Why failing NaNoWriMo can still be a success story

Each year when November rolls around, I promise myself that this will be the year that I will be ready for NaNoWriMo. This will be the year that I write my novel. Then I forget about it until mid-November, when I promise myself that I will be more organised and prepare for NaNoWriMo next year. It’s a pretty consistent cycle, or at least it was until this year.

This is the first year I have actively participated in National Novel Writing Month and I was so excited to work towards the 50,000 word goal. I was not going to let myself down this year.

In hindsight, I think that doing NaNoWriMo this year was never really going to work.

Due to a combination of weather induced illness, increased hours at my part time job, university exams (and their associated stresses) and my internship, I was not only busy seven days a week, I was also dedicating all my “free” time to one of the above things. After a strong first week, I fell behind my writing goals hugely.

At the end of NaNoWriMo, I have written just under 10,000 words of my novel. Not exactly a raging success in terms of word count. However, my NaNoWriMo venture has not been in vain. Whilst I am not walking away from November with a complete novel in tow, I learnt a lot about myself as a writer. This is cliché, I know, but things don’t become cliché without a reason. This year, I really needed the cliché.

Earlier this year I had a massive run of writing, largely due to the fact that I had joined a writer’s group at university. I was writing whenever I wanted to, and was gradually building up confidence to share that writing with people. However, meetings halted quickly and I was alone with my writing once again. And I stopped.

When NaNoWriMo came around, I had been toying with an idea for a novel, having done an extensive plan in lieu of doing any actual writing of the book. NaNoWriMo was the perfect excuse to create writing goals and actually do some work on it. Get back to writing again.

NaNoWriMo also gave me the perfect excuse to get over my fear of writing in public. I have always been incredibly nervous about writing in public places and so I made deliberate moves to write as publicly as I could – on public transport, in cafes, in the break room at work, pretty much everywhere I would normally feel uncomfortable writing. When people asked me what I was writing, instead of hiding it and pretending it was uni work, I openly shared that I was working on a novel, and answered questions people had about my writing (within reason, I’m not giving away any spoilers). It made me less self-conscious about my work and allowed me a little more creative freedom when it came to public spaces. Ultimately it was a great experiment in self-confidence and sharing my work.

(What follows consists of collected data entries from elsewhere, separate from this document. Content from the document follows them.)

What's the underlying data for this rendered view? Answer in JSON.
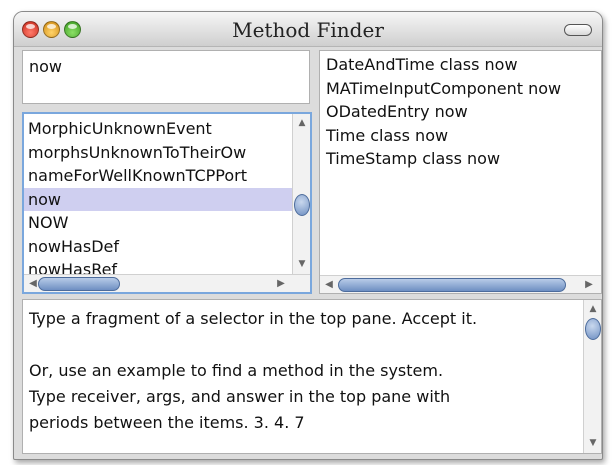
{
  "window": {
    "title": "Method Finder"
  },
  "query": {
    "value": "now"
  },
  "selectors": {
    "items": [
      "MorphicUnknownEvent",
      "morphsUnknownToTheirOw",
      "nameForWellKnownTCPPort",
      "now",
      "NOW",
      "nowHasDef",
      "nowHasRef"
    ],
    "selected_index": 3
  },
  "implementors": {
    "items": [
      "DateAndTime class now",
      "MATimeInputComponent now",
      "ODatedEntry now",
      "Time class now",
      "TimeStamp class now"
    ]
  },
  "help": {
    "lines": [
      "Type a fragment of a selector in the top pane.  Accept it.",
      "",
      "Or, use an example to find a method in the system.",
      "Type receiver, args, and answer in the top pane with",
      "periods between the items.  3. 4. 7"
    ]
  },
  "icons": {
    "close": "close-icon",
    "minimize": "minimize-icon",
    "maximize": "maximize-icon",
    "collapse": "collapse-icon",
    "scroll_up": "chevron-up-icon",
    "scroll_down": "chevron-down-icon",
    "scroll_left": "chevron-left-icon",
    "scroll_right": "chevron-right-icon"
  },
  "colors": {
    "selection": "#cfcff0",
    "focus_border": "#7aa7dd",
    "scroll_thumb": "#6e8fc2"
  }
}
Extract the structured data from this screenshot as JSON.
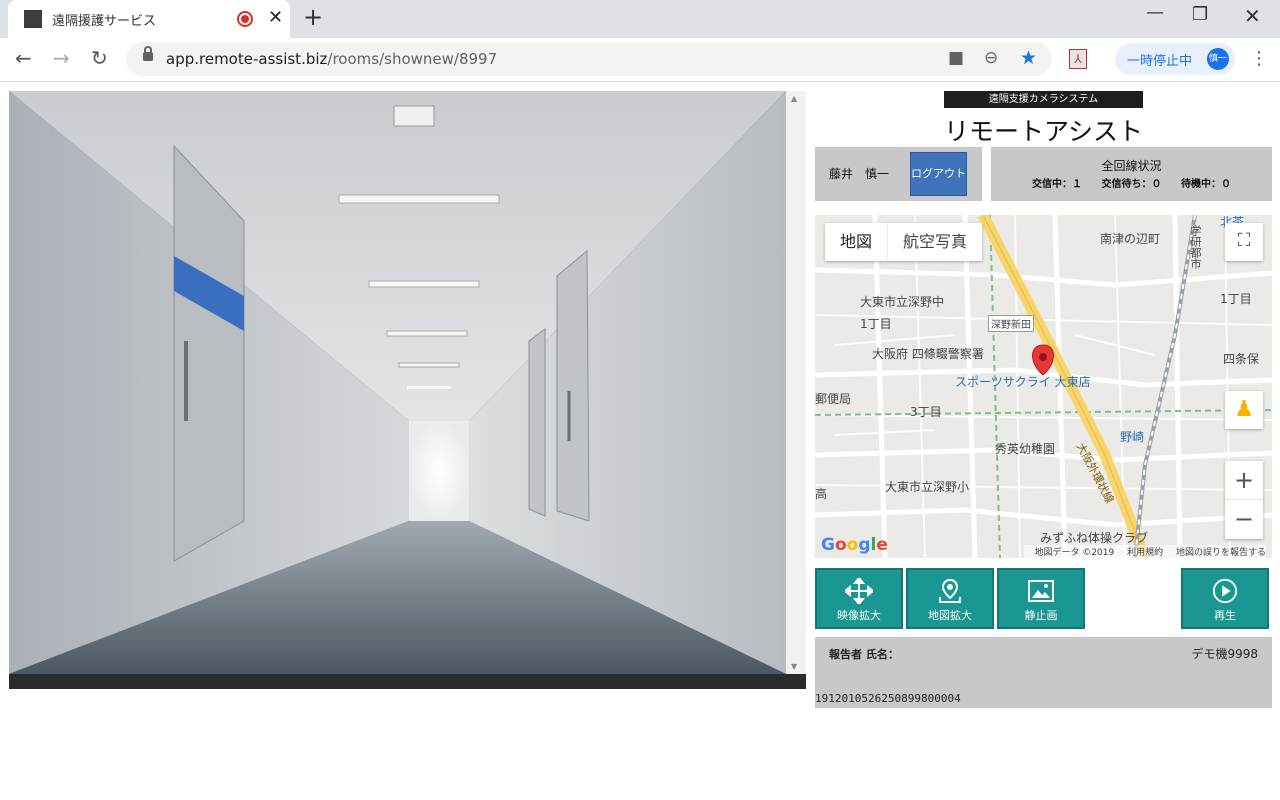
{
  "browser": {
    "tab_title": "遠隔援護サービス",
    "url_host": "app.remote-assist.biz",
    "url_path": "/rooms/shownew/8997",
    "paused_label": "一時停止中",
    "profile_initials": "慎一"
  },
  "header": {
    "system_badge": "遠隔支援カメラシステム",
    "app_title": "リモートアシスト"
  },
  "user": {
    "name": "藤井　慎一",
    "logout_label": "ログアウト"
  },
  "lines": {
    "title": "全回線状況",
    "in_call": "交信中：１",
    "waiting": "交信待ち：０",
    "standby": "待機中：０"
  },
  "map": {
    "type_map": "地図",
    "type_satellite": "航空写真",
    "labels": {
      "nanzu": "南津の辺町",
      "school1": "大東市立深野中",
      "chome1": "1丁目",
      "fukano": "深野新田",
      "police": "大阪府 四條畷警察署",
      "store": "スポーツサクライ 大東店",
      "post": "郵便局",
      "chome3": "3丁目",
      "kindergarten": "秀英幼稚園",
      "nozaki": "野崎",
      "school2": "大東市立深野小",
      "gym": "みずふね体操クラブ",
      "road": "大阪外環状線",
      "chome1r": "1丁目",
      "shijo": "四条保",
      "gakken": "学研都市",
      "kita": "北茶",
      "taka": "高"
    },
    "attribution_data": "地図データ ©2019",
    "attribution_terms": "利用規約",
    "attribution_report": "地図の誤りを報告する"
  },
  "actions": {
    "video_zoom": "映像拡大",
    "map_zoom": "地図拡大",
    "still": "静止画",
    "play": "再生"
  },
  "report": {
    "label": "報告者 氏名：",
    "device": "デモ機9998",
    "id": "1912010526250899800004"
  },
  "colors": {
    "accent_teal": "#1a9792",
    "logout_blue": "#3f74bb",
    "panel_gray": "#c8c8c8",
    "map_pin": "#e53935"
  }
}
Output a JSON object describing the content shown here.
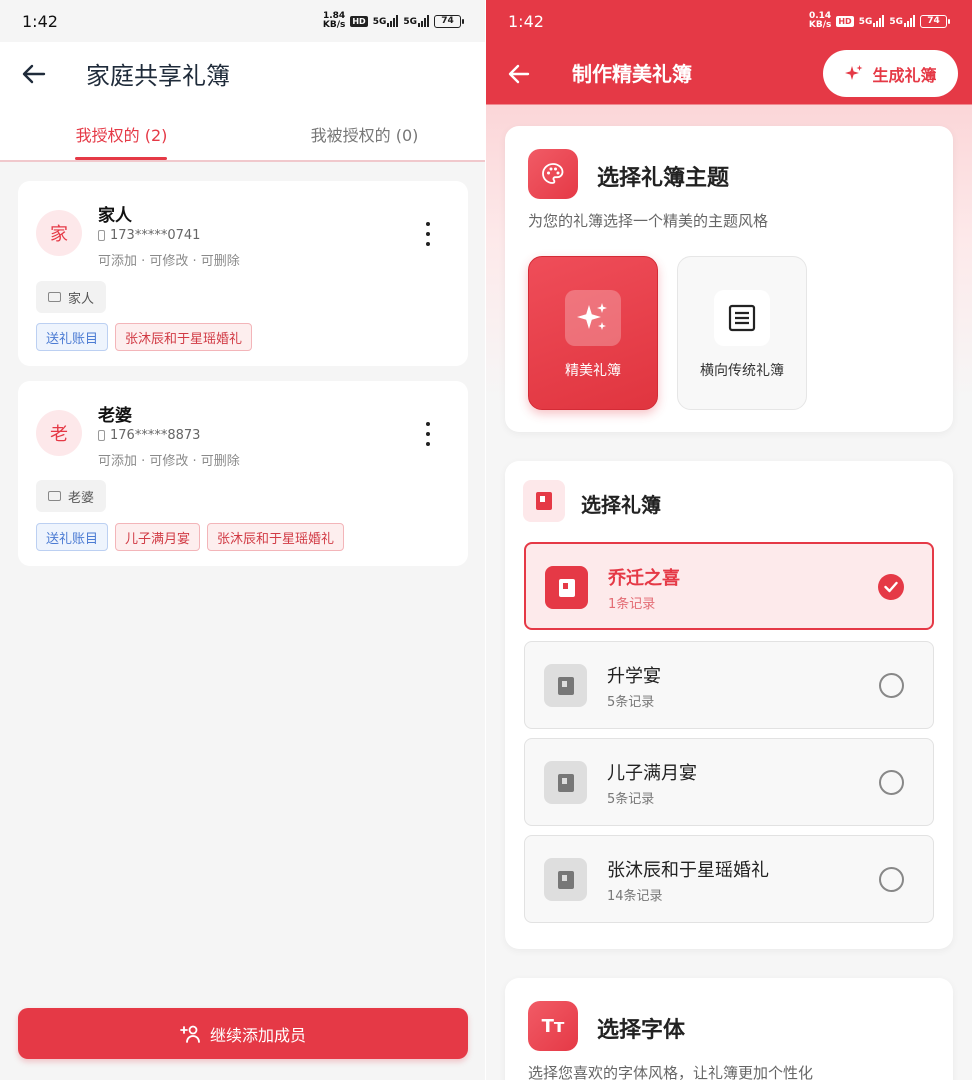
{
  "left": {
    "status": {
      "time": "1:42",
      "speed_top": "1.84",
      "speed_bottom": "KB/s",
      "hd": "HD",
      "net1": "5G",
      "net2": "5G",
      "battery": "74"
    },
    "header": {
      "title": "家庭共享礼簿"
    },
    "tabs": [
      {
        "label": "我授权的 (2)"
      },
      {
        "label": "我被授权的 (0)"
      }
    ],
    "members": [
      {
        "avatar": "家",
        "name": "家人",
        "phone": "173*****0741",
        "perms": "可添加 · 可修改 · 可删除",
        "group": "家人",
        "tags": [
          "送礼账目",
          "张沐辰和于星瑶婚礼"
        ]
      },
      {
        "avatar": "老",
        "name": "老婆",
        "phone": "176*****8873",
        "perms": "可添加 · 可修改 · 可删除",
        "group": "老婆",
        "tags": [
          "送礼账目",
          "儿子满月宴",
          "张沐辰和于星瑶婚礼"
        ]
      }
    ],
    "add_button": "继续添加成员",
    "colors": {
      "accent": "#e53946"
    }
  },
  "right": {
    "status": {
      "time": "1:42",
      "speed_top": "0.14",
      "speed_bottom": "KB/s",
      "hd": "HD",
      "net1": "5G",
      "net2": "5G",
      "battery": "74"
    },
    "header": {
      "title": "制作精美礼簿",
      "generate_button": "生成礼簿"
    },
    "theme_section": {
      "title": "选择礼簿主题",
      "subtitle": "为您的礼簿选择一个精美的主题风格",
      "options": [
        {
          "label": "精美礼簿",
          "icon": "sparkle-icon"
        },
        {
          "label": "横向传统礼簿",
          "icon": "document-icon"
        }
      ]
    },
    "book_section": {
      "title": "选择礼簿",
      "books": [
        {
          "name": "乔迁之喜",
          "count": "1条记录"
        },
        {
          "name": "升学宴",
          "count": "5条记录"
        },
        {
          "name": "儿子满月宴",
          "count": "5条记录"
        },
        {
          "name": "张沐辰和于星瑶婚礼",
          "count": "14条记录"
        }
      ]
    },
    "font_section": {
      "title": "选择字体",
      "icon_text": "Tт",
      "subtitle": "选择您喜欢的字体风格，让礼簿更加个性化"
    }
  }
}
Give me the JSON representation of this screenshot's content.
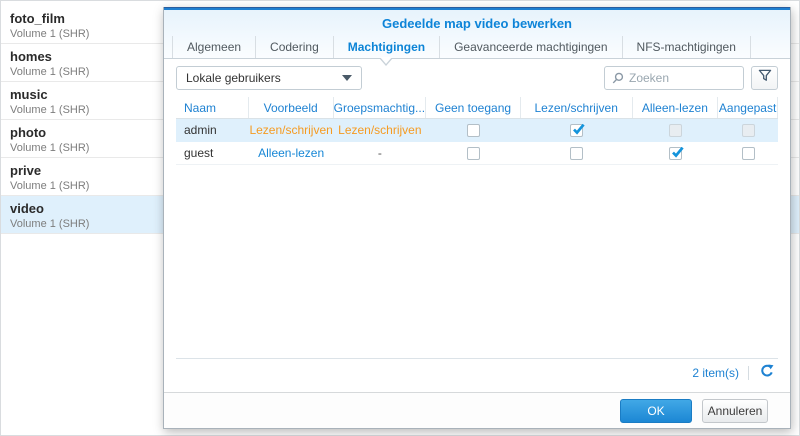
{
  "sidebar": {
    "items": [
      {
        "name": "foto_film",
        "volume": "Volume 1 (SHR)",
        "selected": false
      },
      {
        "name": "homes",
        "volume": "Volume 1 (SHR)",
        "selected": false
      },
      {
        "name": "music",
        "volume": "Volume 1 (SHR)",
        "selected": false
      },
      {
        "name": "photo",
        "volume": "Volume 1 (SHR)",
        "selected": false
      },
      {
        "name": "prive",
        "volume": "Volume 1 (SHR)",
        "selected": false
      },
      {
        "name": "video",
        "volume": "Volume 1 (SHR)",
        "selected": true
      }
    ]
  },
  "dialog": {
    "title": "Gedeelde map video bewerken",
    "tabs": [
      {
        "label": "Algemeen",
        "active": false
      },
      {
        "label": "Codering",
        "active": false
      },
      {
        "label": "Machtigingen",
        "active": true
      },
      {
        "label": "Geavanceerde machtigingen",
        "active": false
      },
      {
        "label": "NFS-machtigingen",
        "active": false
      }
    ],
    "toolbar": {
      "user_source_value": "Lokale gebruikers",
      "search_placeholder": "Zoeken"
    },
    "table": {
      "columns": [
        "Naam",
        "Voorbeeld",
        "Groepsmachtig...",
        "Geen toegang",
        "Lezen/schrijven",
        "Alleen-lezen",
        "Aangepast"
      ],
      "rows": [
        {
          "name": "admin",
          "preview": "Lezen/schrijven",
          "preview_style": "orange",
          "group_permission": "Lezen/schrijven",
          "group_permission_style": "orange",
          "no_access": "unchecked",
          "read_write": "checked",
          "read_only": "disabled",
          "custom": "disabled",
          "selected": true
        },
        {
          "name": "guest",
          "preview": "Alleen-lezen",
          "preview_style": "blue",
          "group_permission": "-",
          "group_permission_style": "plain",
          "no_access": "unchecked",
          "read_write": "unchecked",
          "read_only": "checked",
          "custom": "unchecked",
          "selected": false
        }
      ]
    },
    "status": {
      "count": "2 item(s)"
    },
    "footer": {
      "ok": "OK",
      "cancel": "Annuleren"
    }
  },
  "colors": {
    "accent_blue": "#1f7fd0",
    "link_blue": "#1787d6",
    "header_blue": "#1f82d2",
    "orange": "#f59b22",
    "check_blue": "#1494dc",
    "selected_row": "#dff0fc"
  }
}
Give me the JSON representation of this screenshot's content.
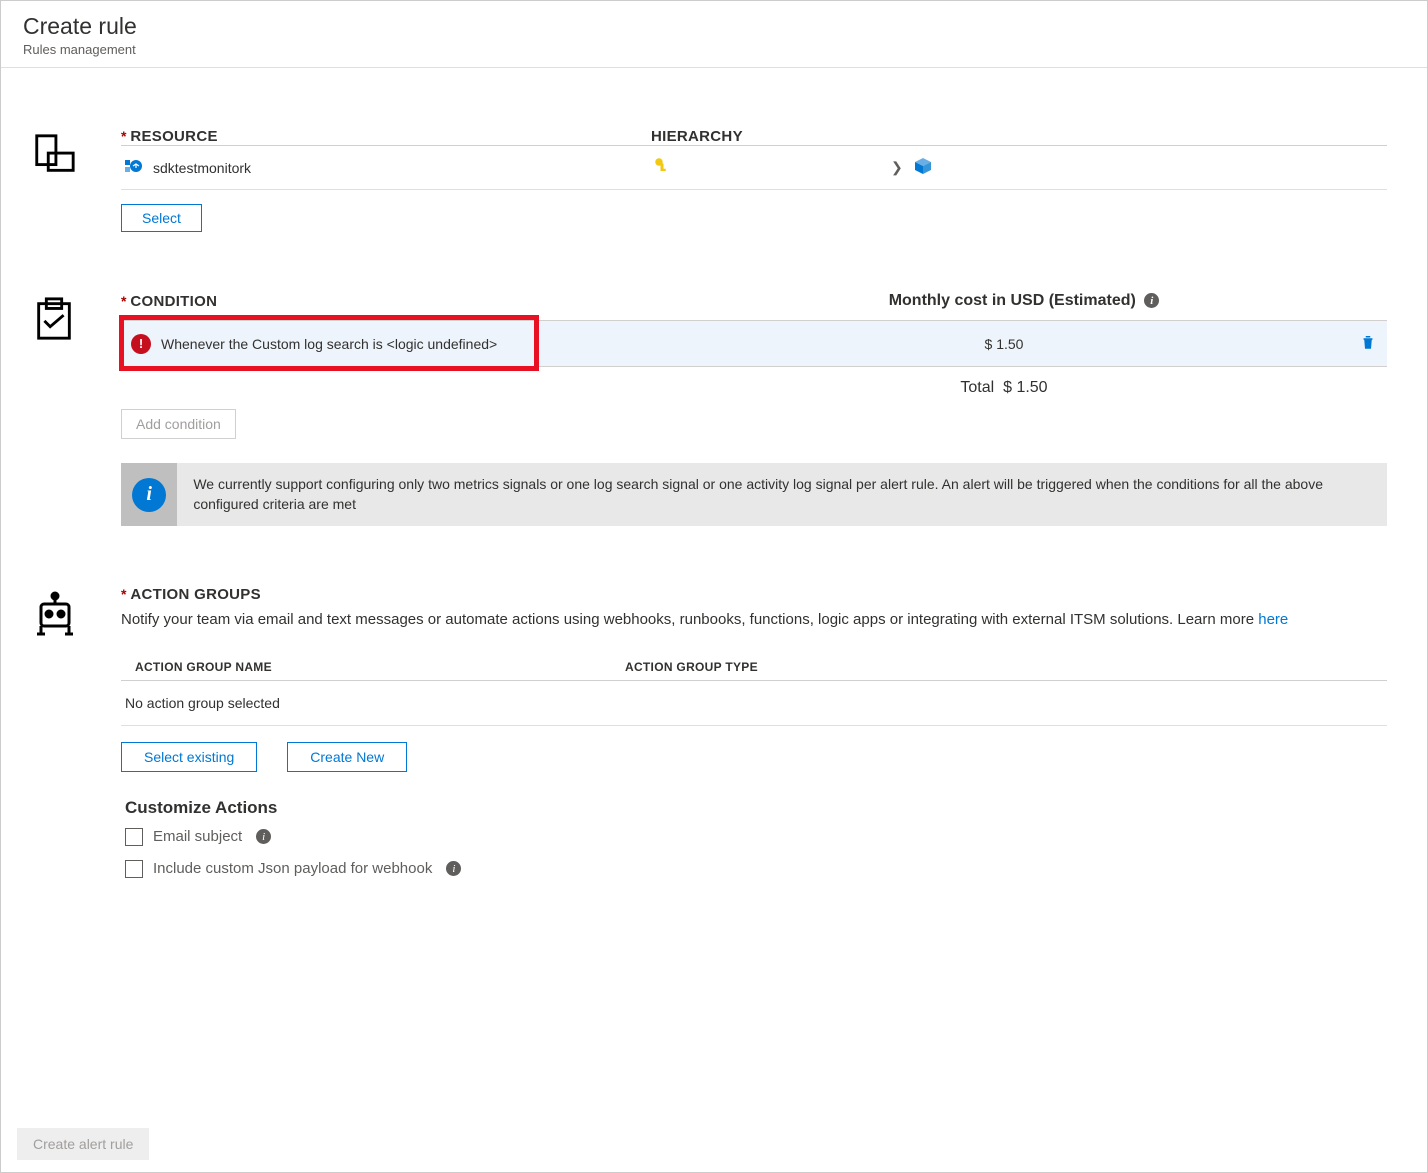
{
  "header": {
    "title": "Create rule",
    "subtitle": "Rules management"
  },
  "resource": {
    "label": "RESOURCE",
    "hierarchy_label": "HIERARCHY",
    "name": "sdktestmonitork",
    "select_btn": "Select"
  },
  "condition": {
    "label": "CONDITION",
    "cost_label": "Monthly cost in USD (Estimated)",
    "item_text": "Whenever the Custom log search is <logic undefined>",
    "item_cost": "$ 1.50",
    "total_label": "Total",
    "total_value": "$ 1.50",
    "add_btn": "Add condition",
    "info_text": "We currently support configuring only two metrics signals or one log search signal or one activity log signal per alert rule. An alert will be triggered when the conditions for all the above configured criteria are met"
  },
  "action_groups": {
    "label": "ACTION GROUPS",
    "description": "Notify your team via email and text messages or automate actions using webhooks, runbooks, functions, logic apps or integrating with external ITSM solutions. Learn more ",
    "learn_more": "here",
    "col_name": "ACTION GROUP NAME",
    "col_type": "ACTION GROUP TYPE",
    "empty": "No action group selected",
    "select_existing": "Select existing",
    "create_new": "Create New",
    "customize_header": "Customize Actions",
    "email_subject": "Email subject",
    "json_payload": "Include custom Json payload for webhook"
  },
  "footer": {
    "create_btn": "Create alert rule"
  }
}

For the first time in a long while, I felt happy when I was writing. I enjoyed spending time with the characters I was creating. I was writing about something I cared about. Writing became my sole focus.

It quickly became too much.

Don’t get me wrong, I love writing. But NaNoWriMo was a huge reality check. It taught me an important lesson about my limits. I was getting angry with myself if I didn’t keep up with my daily goals, to the point where I was staying awake until I reached a satisfactory word count – even beyond the target I had set myself. It was unhealthy in more ways than one.

From that point onwards, I looked at NaNoWriMo as a perfect opportunity to explore how best to enjoy writing without running myself into the ground. I spent less time working on my novel, valuing genuine happy and constructive writing time over a word count. I spent time on posts for this space, exploring writing things that I had not tried out in a while, short opinion pieces that I could write without the pressure of a long term project such as novel.

Learning about my limits as a writer was an important lesson that NaNoWriMo taught me. Running myself into the ground to achieve a self-imposed and at times unrealistic goal was costing me the ability to sit down and enjoy doing the thing I love. I’m still writing the novel, but I’m taking it slow, writing when it genuinely feels good to write. NaNoWriMo taught me to put myself before my writing, be a little selfish with my time and be realistic about my boundaries. And if that isn’t a small success in itself, I don’t know what is.

Sure, writing 50,000 words of a novel in a month works for some, but if doing so means that you are writing to the point where it becomes unhealthy, you shouldn’t feel guilty for stopping. If NaNoWriMo taught me anything, it’s that you should never force something that doesn’t work for you.

Writing should never be an unhealthy burden for someone who calls themselves a writer.